This excerpt taken from the FCVA 8-K filed Apr 7, 2009.
CONDITIONS TO THE OBLIGATIONS OF EVBS
The obligations of EVBS to consummate the Merger are subject to the fulfillment of each of the following conditions, unless waived as hereinafter provided for:
Section 8.1 Representations and Warranties. The representations and warranties of FCB set forth in this Agreement and in any certificate or document delivered pursuant hereto that are qualified by materiality shall be true and correct in all respects and such representations and warranties that are not so qualified shall be true and correct in all material respects, in each case, as of the date of this Agreement and as of all times up to and including the Effective Time of the Merger as though made on and as of the Effective Time of the Merger except (i) to the extent such representations and warranties are by their express provisions made as of a specified date, (ii) for changes therein contemplated by this Agreement and (iii) for representations and warranties the inaccuracy of which relate to matters that, individually or in the aggregate, do not represent a Material Adverse Effect with respect to FCB or materially adversely affect the Merger and the other transactions contemplated by this Agreement.
Section 8.2 Performance of Obligations. FCB and each of its Subsidiaries shall have performed in all material respects all covenants, obligations and agreements required to be performed by it under this Agreement prior to the Effective Time of the Merger.
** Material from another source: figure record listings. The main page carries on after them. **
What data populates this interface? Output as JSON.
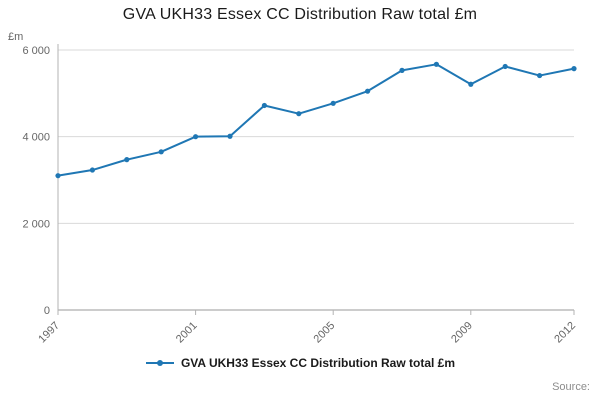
{
  "page": {
    "title": "GVA UKH33 Essex CC Distribution Raw total £m"
  },
  "chart_data": {
    "type": "line",
    "title": "GVA UKH33 Essex CC Distribution Raw total £m",
    "ylabel": "£m",
    "xlabel": "",
    "x": [
      1997,
      1998,
      1999,
      2000,
      2001,
      2002,
      2003,
      2004,
      2005,
      2006,
      2007,
      2008,
      2009,
      2010,
      2011,
      2012
    ],
    "values": [
      3100,
      3230,
      3470,
      3650,
      4000,
      4010,
      4720,
      4530,
      4770,
      5050,
      5530,
      5670,
      5210,
      5620,
      5410,
      5570
    ],
    "ylim": [
      0,
      6000
    ],
    "yticks": [
      0,
      2000,
      4000,
      6000
    ],
    "xticks": [
      1997,
      2001,
      2005,
      2009,
      2012
    ],
    "grid": true,
    "legend": "GVA UKH33 Essex CC Distribution Raw total £m",
    "legend_position": "bottom",
    "line_color": "#1f77b4"
  },
  "footer": {
    "source": "Source:"
  }
}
Section 8.3 Certificate Representing Satisfaction of Conditions. FCB shall have delivered to EVBS a certificate of the Chief Executive Officer of FCB dated as of the Closing Date as to the satisfaction of the matters described in Sections 8.1 and 8.2 hereof, and such certificate shall be deemed to constitute additional representations, warranties, covenants, and agreements of FCB under Article 3 of this Agreement.
Section 8.4 Opinion of Counsel. EVBS shall have received the opinion of Cantor Arkema, P.C., counsel to FCB, dated the Effective Time to the effect set forth in Exhibit 8.4 hereof.
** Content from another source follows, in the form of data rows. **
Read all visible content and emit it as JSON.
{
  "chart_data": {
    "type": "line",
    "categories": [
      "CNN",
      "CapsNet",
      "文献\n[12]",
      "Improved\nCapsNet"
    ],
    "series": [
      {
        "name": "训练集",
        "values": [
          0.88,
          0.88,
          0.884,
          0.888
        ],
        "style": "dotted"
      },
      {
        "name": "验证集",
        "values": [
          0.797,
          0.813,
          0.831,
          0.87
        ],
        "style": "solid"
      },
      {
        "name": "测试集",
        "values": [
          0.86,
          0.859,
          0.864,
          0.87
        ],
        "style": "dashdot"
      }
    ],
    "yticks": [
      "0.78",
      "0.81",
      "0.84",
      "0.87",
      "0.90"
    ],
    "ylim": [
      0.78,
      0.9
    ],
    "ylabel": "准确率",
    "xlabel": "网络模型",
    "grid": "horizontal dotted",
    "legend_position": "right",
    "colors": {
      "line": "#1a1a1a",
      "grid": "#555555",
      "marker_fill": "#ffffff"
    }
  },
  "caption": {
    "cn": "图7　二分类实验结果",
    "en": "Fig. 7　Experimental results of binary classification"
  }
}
Section 8.5 Consents Under Agreements. FCB and each of its Subsidiaries shall have obtained the consent or approval of any Person whether or not identified in Disclosure Schedule 3.6(b) or 3.7 whose consent or approval shall be required in order to permit the succession by the Surviving Corporation to any obligation, right or interest of FCB or any of its Subsidiaries under any loan or credit agreement, note, mortgage, indenture, lease, license, or other agreement or instrument.
Section 8.6 Outstanding Shares of FCB. EVBS and FCB shall have agreed on the total number of FCB Shares and FCB Series A Preferred Shares outstanding and the total number of FCB Shares covered by any option, warrant, commitment, restricted stock grant, or other right or instrument to purchase or acquire FCB Shares or FCB Series A Preferred Shares that are outstanding as of the Effective Time of the Merger, including any securities or rights convertible into or exchangeable for FCB Shares or FCB Series A Preferred Shares.
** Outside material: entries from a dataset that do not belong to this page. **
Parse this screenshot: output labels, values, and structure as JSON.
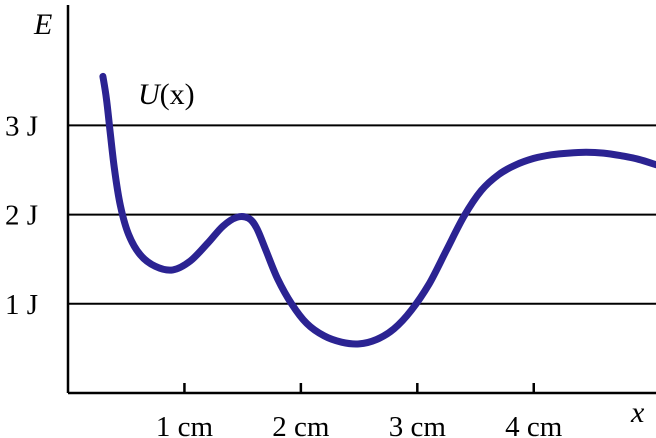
{
  "chart_data": {
    "type": "line",
    "xlabel": "x",
    "ylabel": "E",
    "curve_label_var": "U",
    "curve_label_arg": "(x)",
    "x_unit": "cm",
    "y_unit": "J",
    "xlim": [
      0,
      5.05
    ],
    "ylim": [
      0,
      4.35
    ],
    "y_ticks": [
      {
        "value": 1,
        "label": "1 J"
      },
      {
        "value": 2,
        "label": "2 J"
      },
      {
        "value": 3,
        "label": "3 J"
      }
    ],
    "x_ticks": [
      {
        "value": 1,
        "label": "1 cm"
      },
      {
        "value": 2,
        "label": "2 cm"
      },
      {
        "value": 3,
        "label": "3 cm"
      },
      {
        "value": 4,
        "label": "4 cm"
      }
    ],
    "gridlines_y": [
      1,
      2,
      3
    ],
    "series": [
      {
        "color": "#2b2392",
        "x": [
          0.3,
          0.33,
          0.36,
          0.4,
          0.45,
          0.52,
          0.62,
          0.75,
          0.9,
          1.05,
          1.2,
          1.33,
          1.45,
          1.55,
          1.62,
          1.7,
          1.8,
          1.92,
          2.05,
          2.2,
          2.35,
          2.5,
          2.65,
          2.8,
          2.95,
          3.1,
          3.25,
          3.4,
          3.55,
          3.7,
          3.85,
          4.0,
          4.15,
          4.3,
          4.45,
          4.6,
          4.75,
          4.9,
          5.05
        ],
        "y": [
          3.55,
          3.3,
          2.95,
          2.5,
          2.1,
          1.78,
          1.55,
          1.42,
          1.38,
          1.48,
          1.68,
          1.87,
          1.97,
          1.96,
          1.85,
          1.6,
          1.28,
          1.0,
          0.78,
          0.64,
          0.57,
          0.55,
          0.6,
          0.72,
          0.93,
          1.22,
          1.6,
          1.98,
          2.27,
          2.45,
          2.56,
          2.63,
          2.67,
          2.69,
          2.7,
          2.69,
          2.66,
          2.62,
          2.56
        ]
      }
    ]
  }
}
Section 8.7 Tax Opinion. EVBS shall have received an opinion of Williams Mullen, in form and substance reasonably satisfactory to EVBS, on or before the date on which the Proxy Statement of EVBS is to be mailed to the EVBS shareholders, to the effect, among others, that the Merger will constitute a reorganization within the meaning of Section 368 of the Code. In rendering its opinion, Williams Mullen may require and rely upon representations outlined in letters from EVBS and others.
Section 8.8 Fairness Opinion. The Board of Directors of EVBS shall have received an opinion from Keefe Bruyette & Woods dated as of the date that the EVBS Board of Directors approves this Agreement stating that the Merger Consideration is fair, from a financial point of view, to EVBS.
Section 8.9 Assertion of Appraisal Rights. No holder of FCB Series A Preferred Shares shall have asserted appraisal rights under Section 13.1-730 of the Code of Virginia, as amended.
Section 8.10 Additional Capital. Consistent with and pursuant to that certain letter from the Department of the Treasury dated March 3, 2009 set forth on Schedule 8.10, FCB shall have closed its transaction with the United States Treasury (prior to the Effective Time) under EESAs Troubled Asset Relief Program Capital Purchase Program, for a minimum subscription of at least $10,900,000.